From this view of the subject it may be concluded that a pure democracy, by which I mean a society consisting of a small number of citizens, who assemble and administer the government in person, can admit of no cure for the mischiefs of faction. A common passion or interest will, in almost every case, be felt by a majority of the whole; a communication and concert result from the form of government itself; and there is nothing to check the inducements to sacrifice the weaker party or an obnoxious individual. Hence it is that such democracies have ever been spectacles of turbulence and contention; have ever been found incompatible with personal security or the rights of property; and have in general been as short in their lives as they have been violent in their deaths. Theoretic politicians, who have patronized this species of government, have erroneously supposed that by reducing mankind to a perfect equality in their political rights, they would, at the same time, be perfectly equalized and assimilated in their possessions, their opinions, and their passions.
A republic, by which I mean a government in which the scheme of representation takes place, opens a different prospect, and promises the cure for which we are seeking.
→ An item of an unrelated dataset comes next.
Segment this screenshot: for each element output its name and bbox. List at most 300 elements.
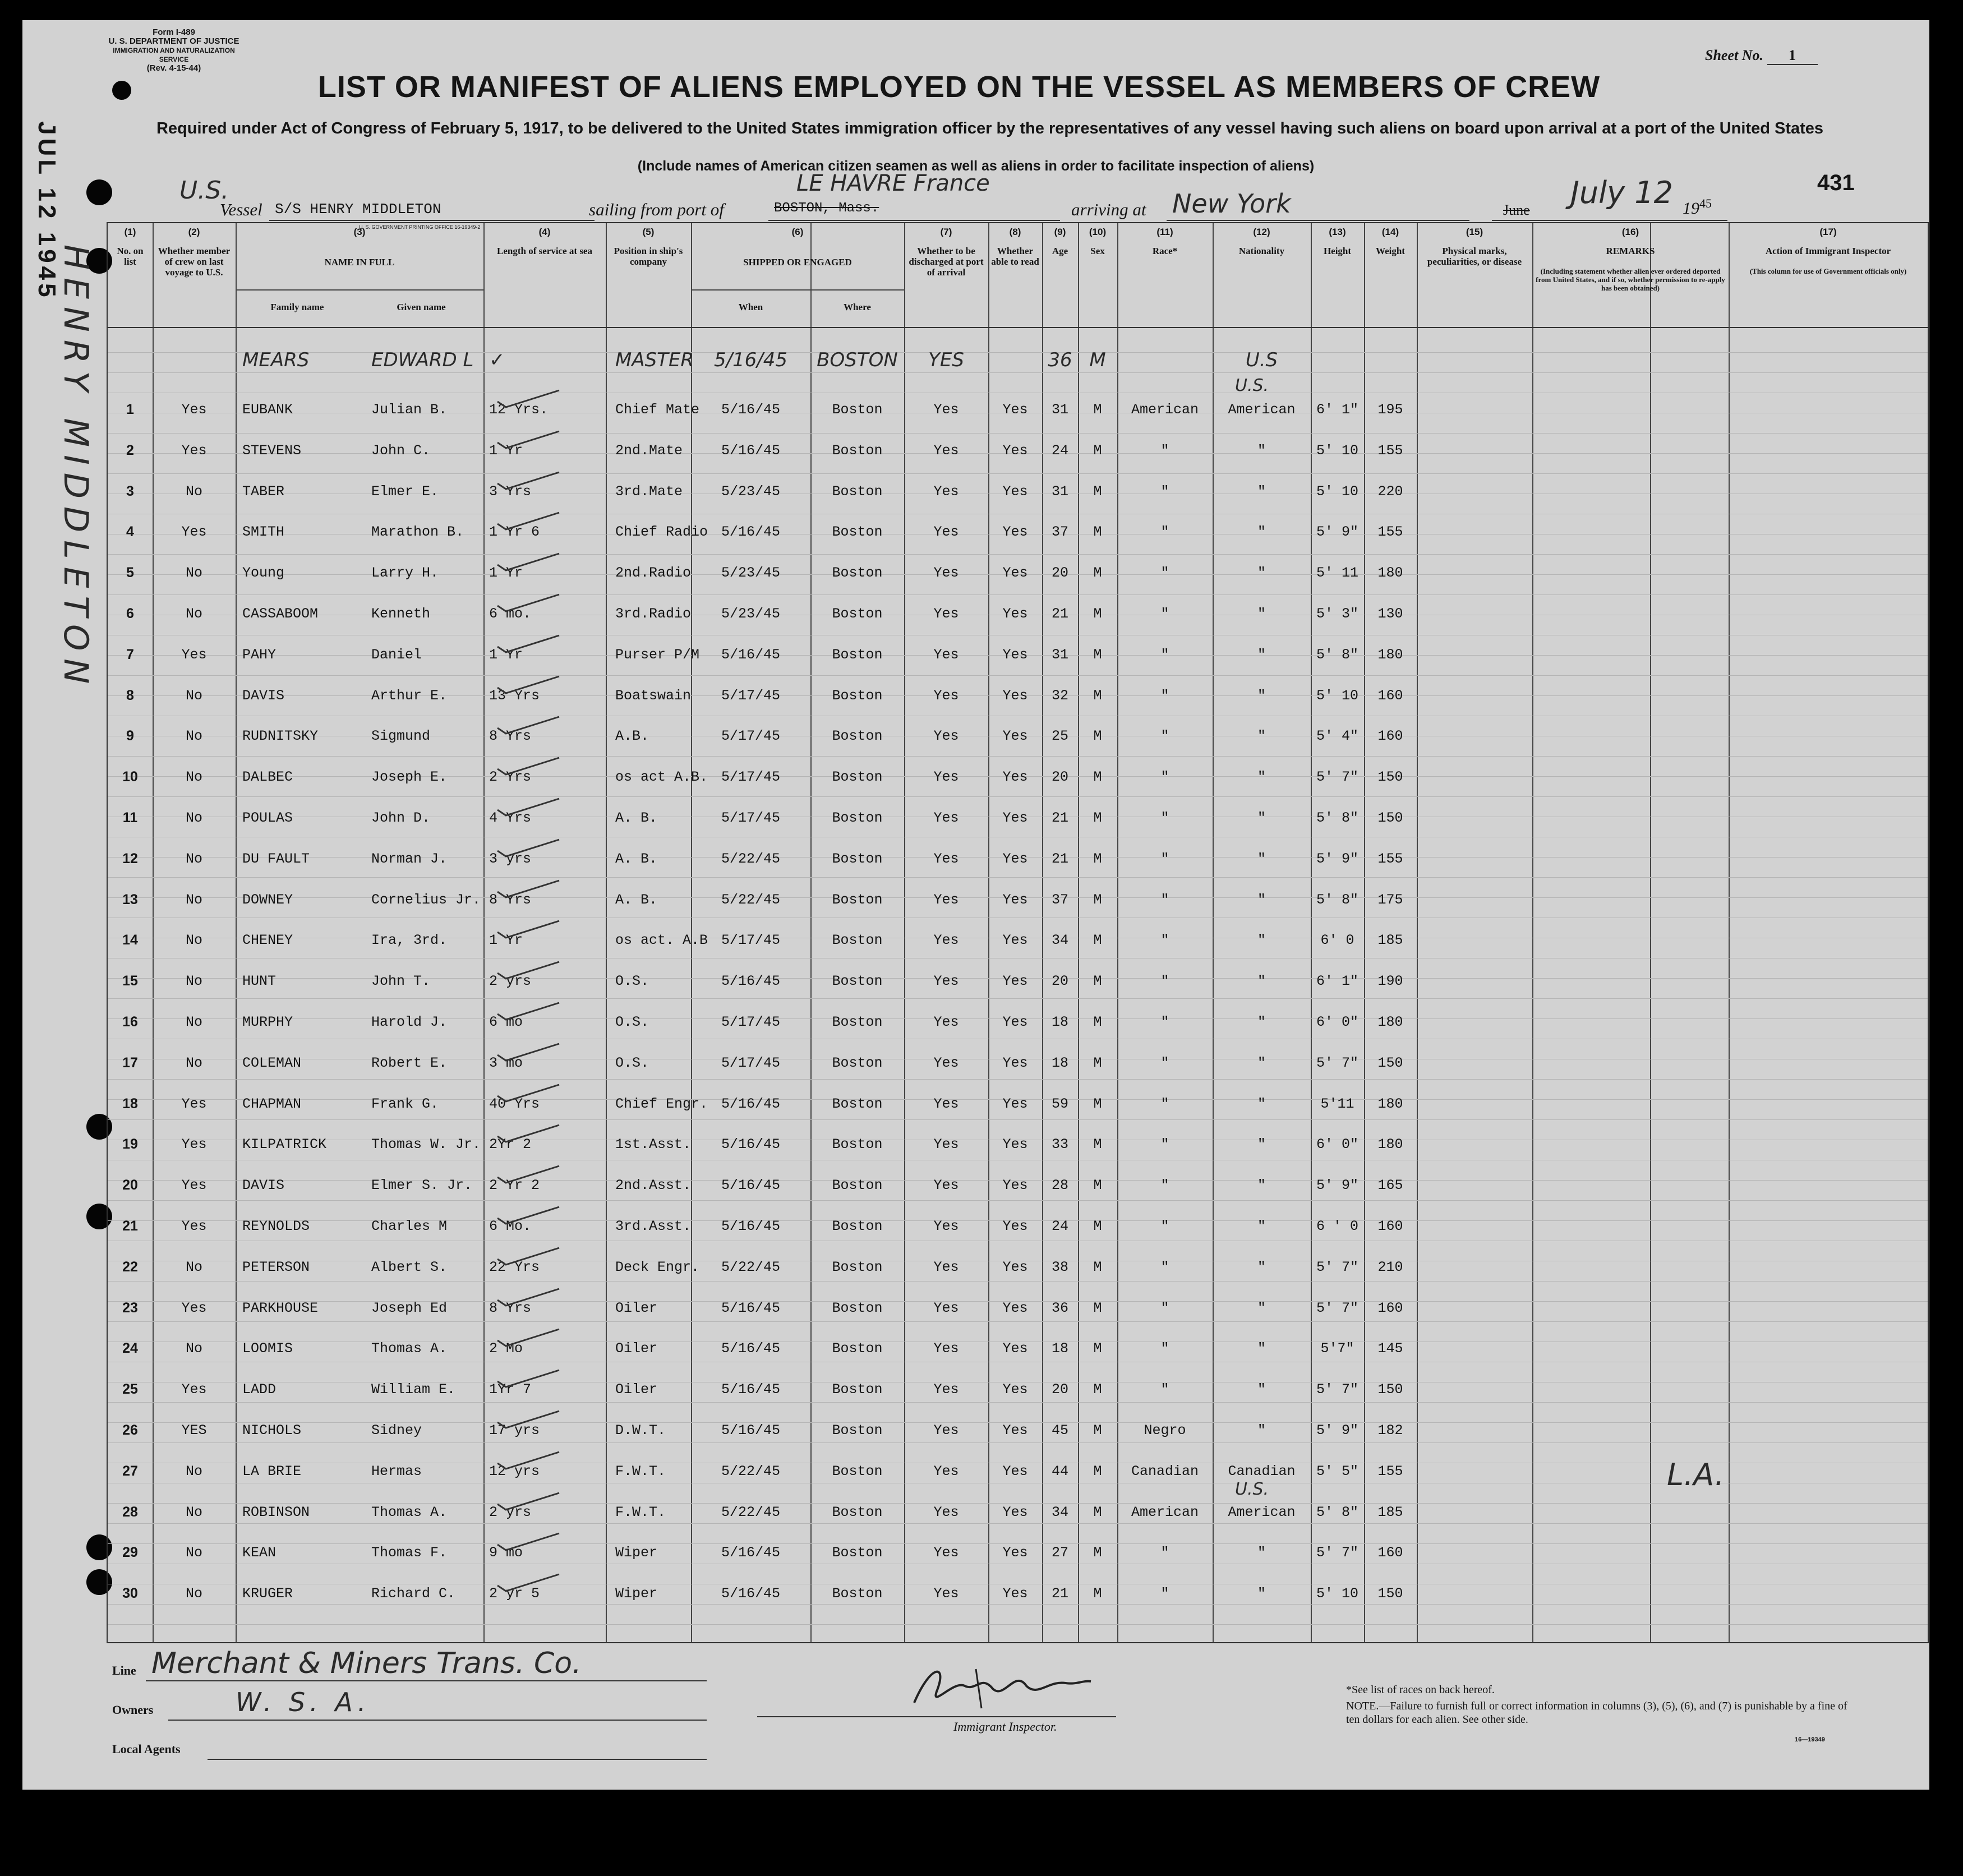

Let us examine the points in which it varies from pure democracy, and we shall comprehend both the nature of the cure and the efficacy which it must derive from the Union.
The two great points of difference between a democracy and a republic are: first, the delegation of the government, in the latter, to a small number of citizens elected by the rest; secondly, the greater number of citizens, and greater sphere of country, over which the latter may be extended.